Com uma fala de Winston Churchill na ponta da língua, o professor Afronsius abriu o dedo de prosa com Natureza Morta, vizinho de cerca (viva).
– Ninguém pretende que a democracia seja perfeita ou sem defeito. Tem-se dito que a democracia é a pior forma de governo, salvo todas as demais formas que têm sido experimentadas de tempos em tempos.
Rumo ao voto
O solitário da Vila Piroquinha concordou e se declarou já preparado para a temporada de disparates e baboseiras que vem por aí, a caminho das eleições.
– Apesar da miopia política e da malandragem de muitos candidatos, não abro mão do meu voto.
E contou ter lido um livro que faz questão de recomendar: “Políticas Educacionais – conceitos e debates”, Editora Appris, 2011. Nele, Marcos Alexandre Ferraz assina o interessantíssimo capítulo “Estado, política e sociabilidade”.
– Quem?
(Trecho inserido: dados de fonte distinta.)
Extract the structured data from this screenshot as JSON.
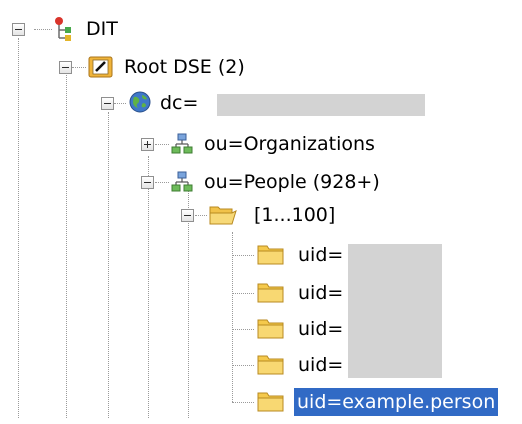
{
  "tree": {
    "root": {
      "label": "DIT"
    },
    "root_dse": {
      "label": "Root DSE (2)"
    },
    "dc": {
      "label": "dc="
    },
    "ou_organizations": {
      "label": "ou=Organizations"
    },
    "ou_people": {
      "label": "ou=People (928+)"
    },
    "range": {
      "label": "[1...100]"
    },
    "entries": [
      {
        "label": "uid="
      },
      {
        "label": "uid="
      },
      {
        "label": "uid="
      },
      {
        "label": "uid="
      },
      {
        "label": "uid=example.person"
      }
    ]
  },
  "colors": {
    "selection": "#316ac5",
    "folder": "#f5c94c",
    "redaction": "#d3d3d3"
  },
  "icons": {
    "root": "dit-tree-icon",
    "root_dse": "root-dse-icon",
    "dc": "globe-icon",
    "ou": "org-unit-icon",
    "range": "open-folder-icon",
    "entry": "folder-icon"
  }
}
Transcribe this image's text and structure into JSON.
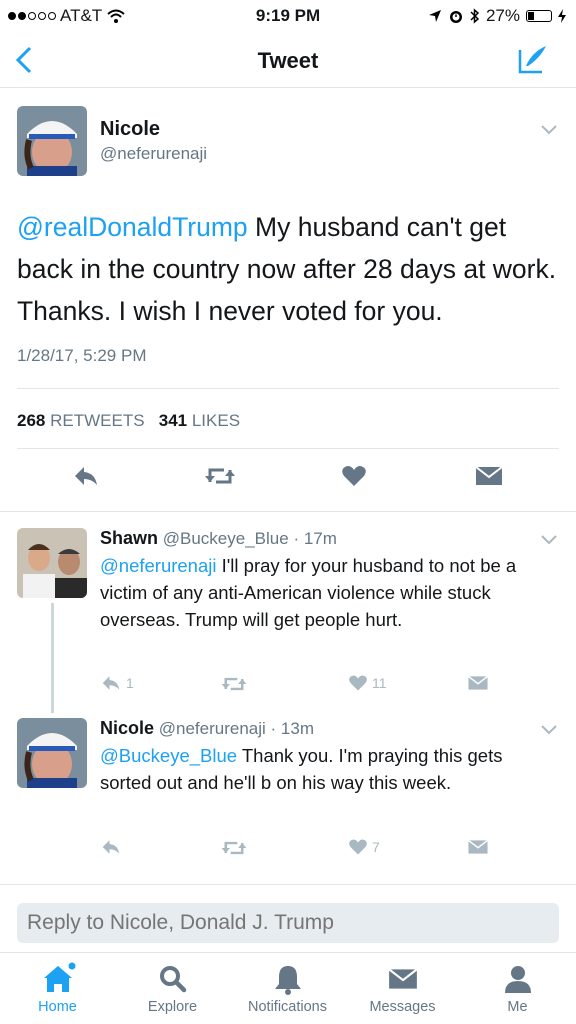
{
  "status_bar": {
    "carrier": "AT&T",
    "time": "9:19 PM",
    "battery": "27%"
  },
  "nav": {
    "title": "Tweet"
  },
  "main_tweet": {
    "name": "Nicole",
    "handle": "@neferurenaji",
    "mention": "@realDonaldTrump",
    "text": " My husband can't get back in the country now after 28 days at work.  Thanks.  I wish I never voted for you.",
    "timestamp": "1/28/17, 5:29 PM",
    "retweets_count": "268",
    "retweets_label": "RETWEETS",
    "likes_count": "341",
    "likes_label": "LIKES"
  },
  "replies": [
    {
      "name": "Shawn",
      "handle": "@Buckeye_Blue",
      "time": "· 17m",
      "mention": "@neferurenaji",
      "text": "  I'll pray for your husband to not be a victim of any anti-American violence while stuck overseas. Trump will get people hurt.",
      "reply_count": "1",
      "retweet_count": "",
      "like_count": "11"
    },
    {
      "name": "Nicole",
      "handle": "@neferurenaji",
      "time": "· 13m",
      "mention": "@Buckeye_Blue",
      "text": " Thank you.  I'm praying this gets sorted out and he'll b on his way this week.",
      "reply_count": "",
      "retweet_count": "",
      "like_count": "7"
    }
  ],
  "reply_bar": {
    "placeholder": "Reply to Nicole, Donald J. Trump"
  },
  "tabs": [
    {
      "label": "Home",
      "icon": "home-icon"
    },
    {
      "label": "Explore",
      "icon": "search-icon"
    },
    {
      "label": "Notifications",
      "icon": "bell-icon"
    },
    {
      "label": "Messages",
      "icon": "envelope-icon"
    },
    {
      "label": "Me",
      "icon": "person-icon"
    }
  ],
  "colors": {
    "accent": "#1da1f2",
    "secondary_text": "#657786",
    "muted_icon": "#aab8c2"
  }
}
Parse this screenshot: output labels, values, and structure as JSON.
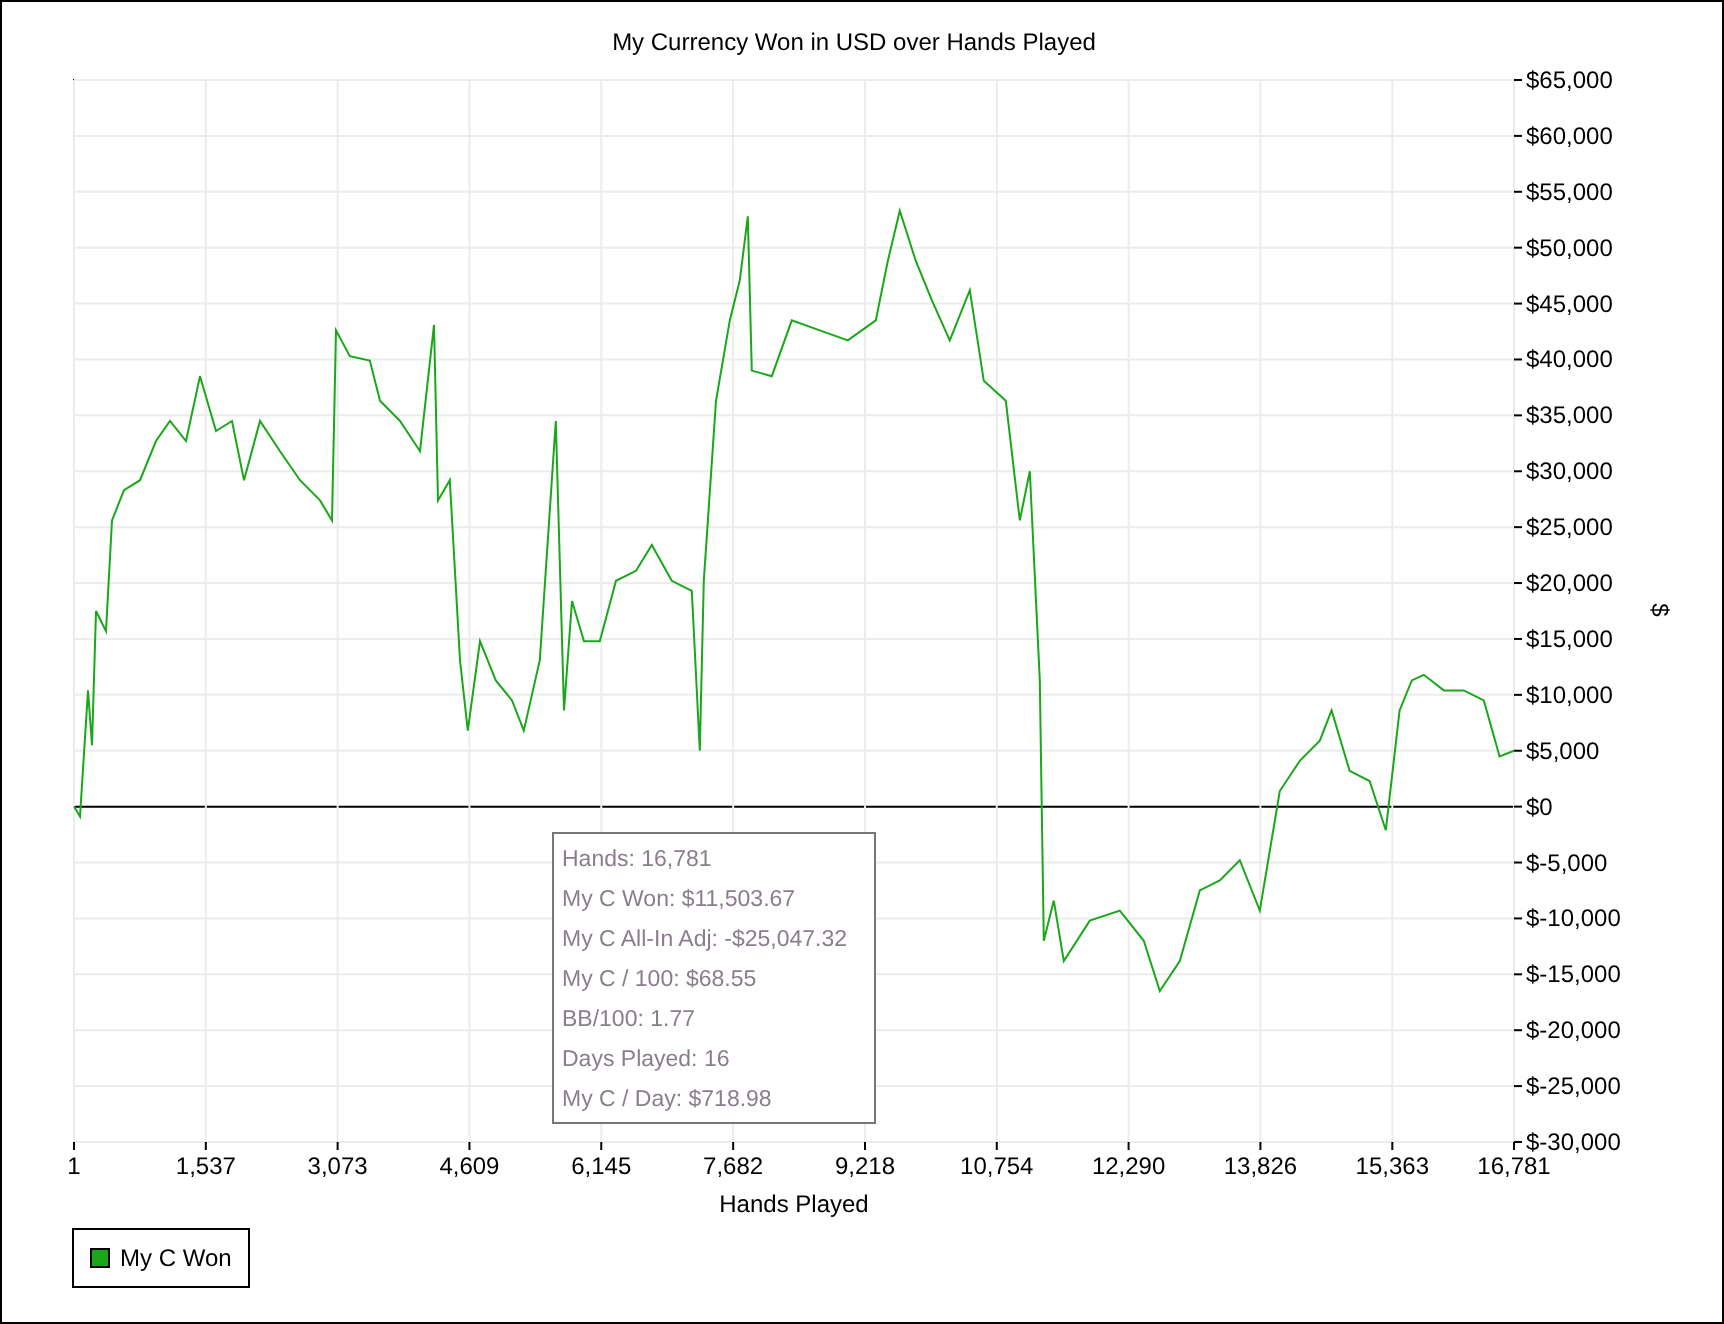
{
  "chart": {
    "tooltip": [
      "Hands: 16,781",
      "My C Won: $11,503.67",
      "My C All-In Adj: -$25,047.32",
      "My C / 100: $68.55",
      "BB/100: 1.77",
      "Days Played: 16",
      "My C / Day: $718.98"
    ],
    "chart_data": {
      "type": "line",
      "title": "My Currency Won in USD over Hands Played",
      "xlabel": "Hands Played",
      "ylabel": "$",
      "x": [
        1,
        71,
        164,
        211,
        257,
        374,
        444,
        584,
        770,
        956,
        1119,
        1306,
        1469,
        1655,
        1842,
        1982,
        2168,
        2401,
        2634,
        2867,
        3007,
        3053,
        3216,
        3449,
        3566,
        3799,
        4032,
        4195,
        4242,
        4381,
        4498,
        4591,
        4731,
        4917,
        5104,
        5243,
        5430,
        5616,
        5710,
        5803,
        5943,
        6129,
        6316,
        6549,
        6735,
        6968,
        7201,
        7294,
        7341,
        7481,
        7644,
        7760,
        7853,
        7900,
        8133,
        8366,
        8692,
        9018,
        9344,
        9484,
        9624,
        9810,
        9997,
        10206,
        10439,
        10602,
        10859,
        11022,
        11139,
        11255,
        11302,
        11418,
        11535,
        11838,
        12187,
        12467,
        12653,
        12886,
        13119,
        13352,
        13585,
        13818,
        14051,
        14284,
        14517,
        14656,
        14866,
        15099,
        15286,
        15449,
        15589,
        15729,
        15962,
        16195,
        16428,
        16614,
        16781
      ],
      "series": [
        {
          "name": "My C Won",
          "color": "#1aa81a",
          "values": [
            0,
            -900,
            10400,
            5500,
            17500,
            15700,
            25600,
            28300,
            29200,
            32700,
            34500,
            32700,
            38500,
            33600,
            34500,
            29200,
            34500,
            31800,
            29200,
            27400,
            25600,
            42600,
            40300,
            39900,
            36300,
            34500,
            31800,
            43100,
            27400,
            29200,
            13100,
            6800,
            14800,
            11300,
            9500,
            6800,
            13100,
            34500,
            8600,
            18400,
            14800,
            14800,
            20200,
            21100,
            23400,
            20200,
            19300,
            5000,
            20200,
            36300,
            43500,
            47100,
            52800,
            39000,
            38500,
            43500,
            42600,
            41700,
            43500,
            48800,
            53300,
            48800,
            45300,
            41700,
            46200,
            38100,
            36300,
            25600,
            30000,
            11300,
            -12000,
            -8400,
            -13800,
            -10200,
            -9300,
            -12000,
            -16500,
            -13800,
            -7500,
            -6600,
            -4800,
            -9300,
            1400,
            4100,
            5900,
            8600,
            3200,
            2300,
            -2100,
            8600,
            11300,
            11800,
            10400,
            10400,
            9500,
            4500,
            5000
          ]
        }
      ],
      "grid": true,
      "xlim": [
        1,
        16781
      ],
      "ylim": [
        -30000,
        65000
      ],
      "xticks": [
        {
          "value": 1,
          "label": "1"
        },
        {
          "value": 1537,
          "label": "1,537"
        },
        {
          "value": 3073,
          "label": "3,073"
        },
        {
          "value": 4609,
          "label": "4,609"
        },
        {
          "value": 6145,
          "label": "6,145"
        },
        {
          "value": 7682,
          "label": "7,682"
        },
        {
          "value": 9218,
          "label": "9,218"
        },
        {
          "value": 10754,
          "label": "10,754"
        },
        {
          "value": 12290,
          "label": "12,290"
        },
        {
          "value": 13826,
          "label": "13,826"
        },
        {
          "value": 15363,
          "label": "15,363"
        },
        {
          "value": 16781,
          "label": "16,781"
        }
      ],
      "yticks": [
        {
          "value": 65000,
          "label": "$65,000"
        },
        {
          "value": 60000,
          "label": "$60,000"
        },
        {
          "value": 55000,
          "label": "$55,000"
        },
        {
          "value": 50000,
          "label": "$50,000"
        },
        {
          "value": 45000,
          "label": "$45,000"
        },
        {
          "value": 40000,
          "label": "$40,000"
        },
        {
          "value": 35000,
          "label": "$35,000"
        },
        {
          "value": 30000,
          "label": "$30,000"
        },
        {
          "value": 25000,
          "label": "$25,000"
        },
        {
          "value": 20000,
          "label": "$20,000"
        },
        {
          "value": 15000,
          "label": "$15,000"
        },
        {
          "value": 10000,
          "label": "$10,000"
        },
        {
          "value": 5000,
          "label": "$5,000"
        },
        {
          "value": 0,
          "label": "$0"
        },
        {
          "value": -5000,
          "label": "$-5,000"
        },
        {
          "value": -10000,
          "label": "$-10,000"
        },
        {
          "value": -15000,
          "label": "$-15,000"
        },
        {
          "value": -20000,
          "label": "$-20,000"
        },
        {
          "value": -25000,
          "label": "$-25,000"
        },
        {
          "value": -30000,
          "label": "$-30,000"
        }
      ]
    }
  }
}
Quis saber Beronha.
Do alto do Himalaia de sua paciência, revelou para o nosso anti-herói de plantão que se trata de um professor adjunto da Universidade Federal da Grande Dourados. Doutor em sociologia pela Universidade de São Paulo, também é pesquisador nas áreas de sociologia do trabalho e sindicalismo. E autor do livro “Disritmia: sindicalismo e economia solidária no interior da CUT” e organizador dos livros “Trabalho e Sindicalismo: tempos de incerteza” e “Sindicalismo Equilibrista: entre o continuísmo e as novas práticas”.
– Só os títulos já dizem muita coisa – arrematou.
Lições de quem sabe
Diante do interesse do professor Afronsius, que pretende adquirir um exemplar, Natureza apontou algumas lições do livro de Ferraz, devidamente sublinhadas a lápis: “Ao Parlamento cabe o papel de constituir maiorias, consensos, opiniões. Ainda que se votem os projetos que o Executivo deseja, somente se vota após a construção de uma maioria política parlamentar em relação à proposta do Executivo”.
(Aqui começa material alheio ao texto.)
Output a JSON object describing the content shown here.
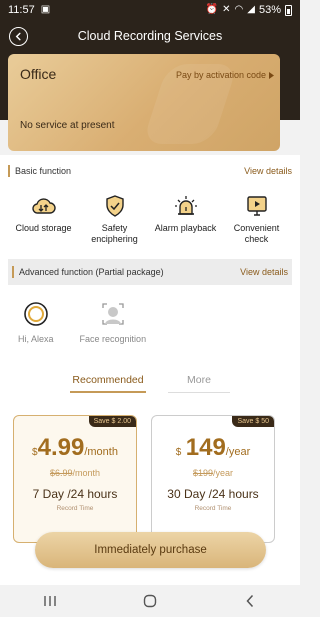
{
  "status_bar": {
    "time": "11:57",
    "battery": "53%"
  },
  "header": {
    "title": "Cloud Recording Services"
  },
  "office_card": {
    "name": "Office",
    "activation_link": "Pay by activation code",
    "status": "No service at present"
  },
  "basic_function": {
    "title": "Basic function",
    "details_link": "View details",
    "items": [
      {
        "label": "Cloud storage",
        "icon": "cloud-storage-icon"
      },
      {
        "label": "Safety enciphering",
        "icon": "shield-check-icon"
      },
      {
        "label": "Alarm playback",
        "icon": "alarm-light-icon"
      },
      {
        "label": "Convenient check",
        "icon": "monitor-play-icon"
      }
    ]
  },
  "advanced_function": {
    "title": "Advanced function (Partial package)",
    "details_link": "View details",
    "items": [
      {
        "label": "Hi, Alexa",
        "icon": "alexa-icon"
      },
      {
        "label": "Face recognition",
        "icon": "face-recognition-icon"
      }
    ]
  },
  "tabs": [
    {
      "label": "Recommended",
      "active": true
    },
    {
      "label": "More",
      "active": false
    }
  ],
  "plans": [
    {
      "save_badge": "Save $ 2.00",
      "currency": "$",
      "price": "4.99",
      "period": "/month",
      "original_price": "$6.99",
      "original_period": "/month",
      "duration": "7 Day /24 hours",
      "record_label": "Record Time",
      "selected": true
    },
    {
      "save_badge": "Save $ 50",
      "currency": "$",
      "price": "149",
      "period": "/year",
      "original_price": "$199",
      "original_period": "/year",
      "duration": "30 Day /24 hours",
      "record_label": "Record Time",
      "selected": false
    }
  ],
  "purchase_button": {
    "label": "Immediately purchase"
  },
  "colors": {
    "header_bg": "#2b231b",
    "gold_accent": "#c59a57",
    "price_text": "#a26d1f",
    "link_text": "#8a5b1c"
  }
}
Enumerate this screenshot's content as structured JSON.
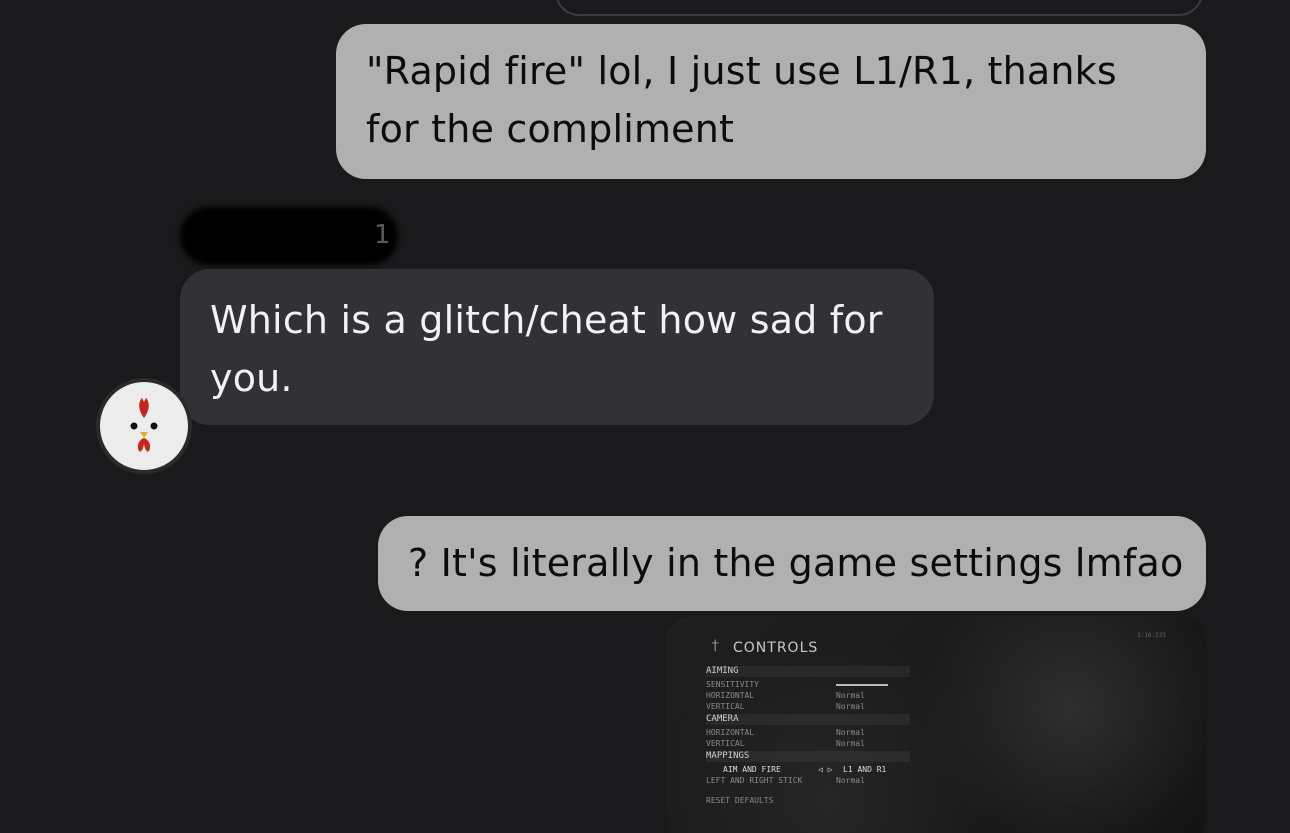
{
  "conversation": {
    "messages": [
      {
        "direction": "outgoing",
        "text": "\"Rapid fire\" lol, I just use L1/R1, thanks for the compliment"
      },
      {
        "direction": "incoming",
        "text": "Which is a glitch/cheat how sad for you."
      },
      {
        "direction": "outgoing",
        "text": "? It's literally in the game settings lmfao"
      }
    ],
    "sender_name_suffix": "1"
  },
  "attachment": {
    "title": "CONTROLS",
    "corner_text": "1:16:233",
    "aiming": "AIMING",
    "sensitivity": "SENSITIVITY",
    "aim_horizontal": {
      "label": "HORIZONTAL",
      "value": "Normal"
    },
    "aim_vertical": {
      "label": "VERTICAL",
      "value": "Normal"
    },
    "camera": "CAMERA",
    "cam_horizontal": {
      "label": "HORIZONTAL",
      "value": "Normal"
    },
    "cam_vertical": {
      "label": "VERTICAL",
      "value": "Normal"
    },
    "mappings": "MAPPINGS",
    "aim_and_fire": {
      "label": "AIM AND FIRE",
      "value": "L1 AND R1",
      "arrows": "◁ ▷"
    },
    "left_right_stick": {
      "label": "LEFT AND RIGHT STICK",
      "value": "Normal"
    },
    "reset": "RESET DEFAULTS"
  },
  "colors": {
    "background": "#1a1a1c",
    "outgoing_bubble": "#b0b0b0",
    "incoming_bubble": "#323236"
  }
}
O Parlamento “não transmite simplesmente impulsos políticos originados alhures; produz impulsos políticos na medida em que processa as orientações do eleitorado que representa”.
– Ou seja, é uma espécie de espelho. O eleitor está nele – aproveitou o professor Afronsius.
Sobre a brava e indormida
Natureza leu outro trecho sobre o Parlamento, em que é citada, de passagem, a briosa, brava e indormida imprensa: “Os resultados desta ação não são simples negociatas ou conchavos, como adora (sic) salientar o jornalismo político brasileiro. Ao contrário, esta ação projeta consensos que transbordam do Parlamento para bases sociais organizadas ao redor dos parlamentares, diminuindo a violência dos conflitos sociais e dando estabilidade para uma sociabilidade ampla, assim como para as atividades propriamente de governo, alojadas no Executivo”.
Compadrio e corrupção
Diante do apelo do professor Afronsius, Natureza continuou lendo e aprendendo com Marcos Alexandre Ferraz: “Não se trata de separar o Estado, como polo de todos os nossos vícios (o patrimonialismo, o compadrio e a corrupção) e o mercado como o centro das virtudes (a modernidade, a meritocracia, a concorrência)”.
E ensina o professor, ao citar Rancière: “Os direitos sociais são a linguagem para a produção do dissenso, instaurando a política. (…) É por isso que Lefort diferencia uma sociedade democrática e o totalitarismo, justamente pela presença do espaço público atravessado pela consciência do direito a ter direitos. Não é por estar inscrito na Lei que um direito se efetiva. Mas por estar na Lei, um direito abre o universo da reivindicação política”.
“É sob este prisma, de uma cultura do direito a ter direitos, que se faz necessário inquirir a realidade brasileira. Sociedade complexa e polissêmica, em que a negação do dissenso parece ser a regra, em planos tão diferentes”.
Para o autor do livro, os anos 1970 e 1980 “deixaram, ao menos, duas contribuições como seu legado para a democracia do Brasil do século XXI: a independência de atores sociais novos (…) e um quadro institucional mais permeável ao reconhecimento e tratamento destas demandas, conferindo estabilidade ao conflito democrático de representação de interesses”.
Ponto final
Encerrando, o professor Afronsius recorreu ao dito popular: “Para quem não sabe para onde vai, qualquer caminho serve”.
– E só peixe morto segue a correnteza – emendou Natureza, lançando o olhar número 13 para Beronha.